How do we know vegetables are truly organically raised?
It’s not so easy, really. I like to hope that USDA certification means something—at least no GMOs, but I’m not always confident that it does.
Right now there’s an issue about certain California so-called organic companies that use wastewater from fracking for irrigation, water that is known to be contaminated with toxic chemicals and oil. This is permitted? Apparently. Do you really want to be consuming toxic chemicals via a little tangerine?
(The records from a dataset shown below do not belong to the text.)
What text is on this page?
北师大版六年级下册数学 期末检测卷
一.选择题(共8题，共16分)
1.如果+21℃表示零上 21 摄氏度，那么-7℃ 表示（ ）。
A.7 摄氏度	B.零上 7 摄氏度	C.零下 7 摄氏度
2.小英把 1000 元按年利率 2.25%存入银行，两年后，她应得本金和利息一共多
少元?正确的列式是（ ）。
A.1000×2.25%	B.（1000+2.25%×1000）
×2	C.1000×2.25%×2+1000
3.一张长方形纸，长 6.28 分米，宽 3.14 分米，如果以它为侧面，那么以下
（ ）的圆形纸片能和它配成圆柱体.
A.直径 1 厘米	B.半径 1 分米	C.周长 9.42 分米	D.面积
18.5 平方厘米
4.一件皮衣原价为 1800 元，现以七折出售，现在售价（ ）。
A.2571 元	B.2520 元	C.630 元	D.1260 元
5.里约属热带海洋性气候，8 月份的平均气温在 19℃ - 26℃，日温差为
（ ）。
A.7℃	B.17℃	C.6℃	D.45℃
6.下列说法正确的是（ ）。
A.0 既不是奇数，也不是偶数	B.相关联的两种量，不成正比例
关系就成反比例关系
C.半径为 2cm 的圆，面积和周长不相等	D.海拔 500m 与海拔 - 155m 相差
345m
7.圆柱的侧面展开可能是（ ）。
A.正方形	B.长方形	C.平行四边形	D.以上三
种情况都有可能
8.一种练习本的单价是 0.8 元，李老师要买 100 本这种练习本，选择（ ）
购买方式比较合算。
I don’t! There’s also the matter of aluminum particle fallout from geo-engineering (aka chemical trails). Where does it go? In our water? The ground? On crops?
It’s very discouraging today to imagine we’re getting truly organic foods. But even so, I know my farmers and have for many years, and I think that’s most important. I trust them, whether certified organic or not. I’ve been to their farms. I’m also familiar with other certification groups that I respect, such as CCOF, so I look for their stamp as well. I talk with farmers, go to agriculture conferences and basically try to inform myself about growing methods of farmers. It’s more effort than reading a label, for sure, but more interesting too. And I know I’m not putting weird stuff into the soil or onto the plants that I grow to eat. But what am I truly eating? Is it really organic? I think it’s hard to know, outside of farmers and their good practices.
Why is it important to write food articles that engage politics?
I think we have enough recipes—at least from me. I love all the diversity of plant foods we’re seeing today, but it’s not enough just to make a pretty plate. Do we know what we’re eating, really? How it was raised? How much a laborer got paid for doing the tough job of bringing in your line-caught tuna or harvesting pesticide-laden artichokes or even your organic ones? What’s it really like to be a young farmer with a spouse and children trying to get started? What do young people need to continue agriculture today? And there’s no doubt that we do need young farmers. And, of course, how do changing climate patterns impact farming and what we eat?
I’ve always been interested in how food comes to us and how knowing that that might change our relationship to it by giving it more value, or less. The stories I’m interested in may not be political in themselves, such as what goes into making grass-fed beef in the arid West and why it’s a great benefit to the land and wildlife. They’re more about helping us to be better informed about what’s easy to misunderstand. And of course there could be political ramifications down the line.
What are you reading currently?
What I’m reading is always changing. I just finished Living to Tell The Tale, Gabriel Garcia Marquez’s long book about his life up to the point of meeting his wife. Joan Didion’s Where I Was From, for the second time. To a Californian, which I am even though I’ve lived in New Mexico 25 years, California is a compelling subject, one I work to understand. Beasts of The Field by Richard Street is another (huge) book on California agricultural history starting with the Jesuits in Mexico—a very sobering and important book, which I’ve been reading at for months. Since I’m working on a memoir, I’m reading other people’s memoirs (Nabakov, Mary Karr, etc.) and The Situation and the Story by Vivian Gornick, and Dani Shapiro’s wonderful book Still Writing. And I’m reading a book on seeds.